The Home Affairs Select Committee chairman Keith Vaz expressed surprise at the selection while the shadow Attorney General Emily Thornberry pointed out that Sir Michael had been one of those people to receive the paedophile dossier complied by the MP Geoffrey Dickens which has gone missing.
She said: “Geoffrey Dickens gave two dossiers – he gave one to the Home Office and gave the other one to the Director of Public Prosecutions – and the DPP copy has also gone missing. At the time the DPP was answerable to the Attorney General. I don’t question this admirable extraordinary woman’s integrity... But I’m surprised the Home Office didn’t look at this, because I think they have put her in a very difficult position.”
The Home Office said Lady Butler-Sloss’s integrity was “beyond reproach” and it stood “unreservedly” by her appointment.

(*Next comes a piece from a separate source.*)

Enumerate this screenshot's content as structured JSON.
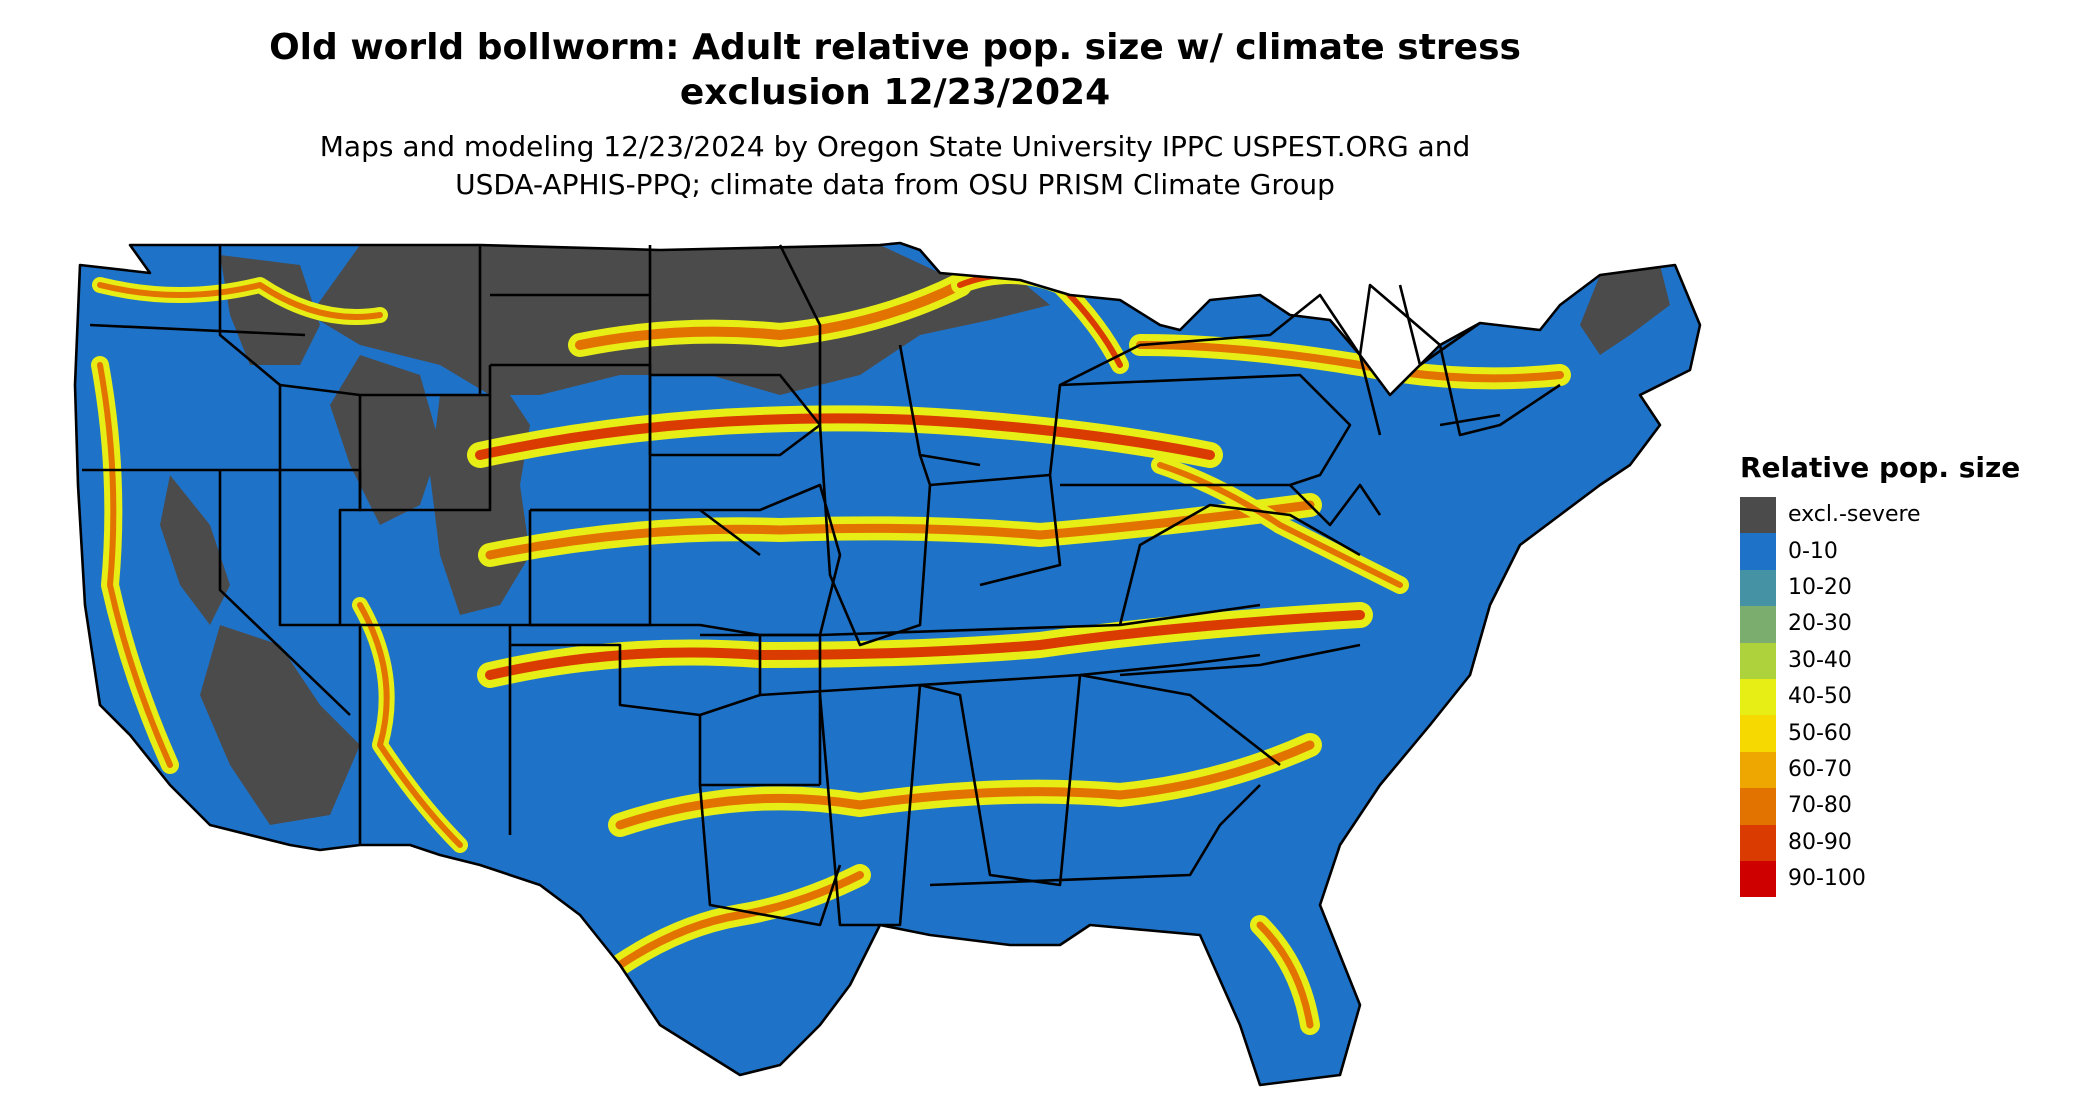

A Downing Street spokesman also backed the former High Court Judge.
Surprised: the Home Affairs Select Committee chairman Keith Vaz (Getty)
Lady Butler-Sloss herself said she knew absolutely nothing about the events of the time. “If people think I am not suitable, then that’s up to them,” she said.
In a sign of the Government’s commitment to addressing current allegations of past cover-ups of paedophilia, David Cameron indicated he is ready to change the law to make it an offence not to report child abuse.
The Prime Minister said the reviews into paedophilia allegations would look into the possibility of introducing new offences.
The NSPCC’s chief executive Peter Wanless, who is leading a review into the Home Office’s handling of abuse claims, earlier announced the charity wanted tougher laws that would oblige people to report offences.
Meanwhile, fresh claims have been made that taxpayers’ money was used to fund a notorious group that campaigned to legalise sex with children, with a whistleblower claiming the payments were made at the request of the Metropolitan Police’s Special Branch.
Former civil servant Tim Hulbert said he raised concerns about the grant to the Paedophile Information Exchange (Pie) with his manager because it seemed “crazy”. Mr Hulbert, who worked at the Home Office unit charged with allocating money to voluntary groups, told ITV he become aware of the grant to Pie during the first year of the Thatcher administration.
Speaking publicly for the first time he said he raised the issue with his superior at the Voluntary Services Unit (VSU): “I have a very clear recollection, not of who tipped me off, but of being sufficiently aware of it to go to my then boss, the head of the unit Clifford Hindley and to say ‘look Clifford what the hell are we doing funding an organisation like PIE?’”
He claimed his boss told him that the money was going to a “legitimate” organisation and that the funding was “at the request of Special Branch”.
A Scotland Yard spokesman said: “The Metropolitan Police Service will fully co-operate… and provide detail of relevant information. Whilst this is ongoing it would be inappropriate to comment further.”